23 yards, really? What is the sense, by that distance the vanes have corrected any flight errors.


----------



## rhysehaugen (Feb 13, 2006)

Not to slam on anyone, but paper tunning is crap. The only way to correctly paper tune is to have a shooting machine and take human error out of the equation. If you are hitting the x, your arrows are cosistent, and fly well; why paper tune?


----------



## ursonvs (Sep 19, 2003)

cause not everyone has access to a hooter shooter perhaps?

I agree with you on this part about human error but spott hogg is the maker of teh hooter shooter and even they are the ones that suggest 23 yards. the closest one that i know of to me is 120 miles away.


----------



## scott in WI (Jul 9, 2004)

*Paper*

6 feet. Paper tuning is extremely valuable.


----------



## Doc (Jun 10, 2003)

rhysehaugen said:


> Not to slam on anyone, but paper tunning is crap. The only way to correctly paper tune is to have a shooting machine and take human error out of the equation. If you are hitting the x, your arrows are cosistent, and fly well; why paper tune?

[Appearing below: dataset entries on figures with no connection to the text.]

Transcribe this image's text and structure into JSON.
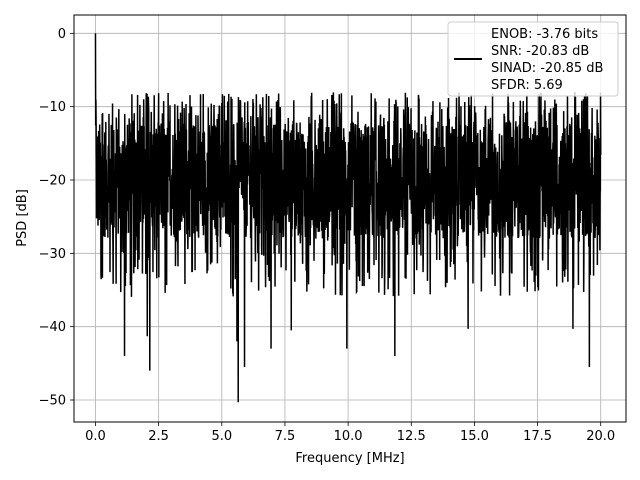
{
  "chart_data": {
    "type": "line",
    "xlabel": "Frequency [MHz]",
    "ylabel": "PSD [dB]",
    "xlim": [
      -0.85,
      21.0
    ],
    "ylim": [
      -53,
      2.5
    ],
    "xticks": [
      0.0,
      2.5,
      5.0,
      7.5,
      10.0,
      12.5,
      15.0,
      17.5,
      20.0
    ],
    "xtick_labels": [
      "0.0",
      "2.5",
      "5.0",
      "7.5",
      "10.0",
      "12.5",
      "15.0",
      "17.5",
      "20.0"
    ],
    "yticks": [
      0,
      -10,
      -20,
      -30,
      -40,
      -50
    ],
    "ytick_labels": [
      "0",
      "−10",
      "−20",
      "−30",
      "−40",
      "−50"
    ],
    "grid": true,
    "legend_position": "top-right",
    "series": [
      {
        "color": "#000000",
        "x_range": [
          0,
          20
        ],
        "peak_value": 0,
        "typical_range": [
          -28,
          -12
        ],
        "min_value": -50.3,
        "legend_lines": [
          "ENOB: -3.76 bits",
          "SNR: -20.83 dB",
          "SINAD: -20.85 dB",
          "SFDR: 5.69"
        ]
      }
    ],
    "notable_minima": [
      {
        "x": 1.15,
        "y": -44
      },
      {
        "x": 2.05,
        "y": -41.3
      },
      {
        "x": 2.15,
        "y": -46
      },
      {
        "x": 5.6,
        "y": -42
      },
      {
        "x": 5.65,
        "y": -50.3
      },
      {
        "x": 5.9,
        "y": -45.5
      },
      {
        "x": 6.95,
        "y": -43
      },
      {
        "x": 7.75,
        "y": -40.5
      },
      {
        "x": 9.95,
        "y": -43
      },
      {
        "x": 11.85,
        "y": -44
      },
      {
        "x": 14.75,
        "y": -40.3
      },
      {
        "x": 18.9,
        "y": -40.3
      },
      {
        "x": 19.55,
        "y": -45.5
      }
    ]
  }
}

I use paper to get me close and then walk back tune to finalize things. Paper is like bore sighting.


----------



## gordan (Dec 12, 2002)

Doc said:


> I use paper to get me close and then walk back tune to finalize things. Paper is like bore sighting.


I agree with Doc. 6 feet paper tuning and walk back tuning works for me.


----------



## Glock17 (Dec 23, 2004)

I paper tune at 6 feet, then 10 yards, then 20 yards. If I get a clean tear at all 3 distances l feel the bow is well tuned. I see paper tuning as simply making sure the arrows are coming off the bow clean. Paper tuning wont work for archers with inconsistant shooting however.


----------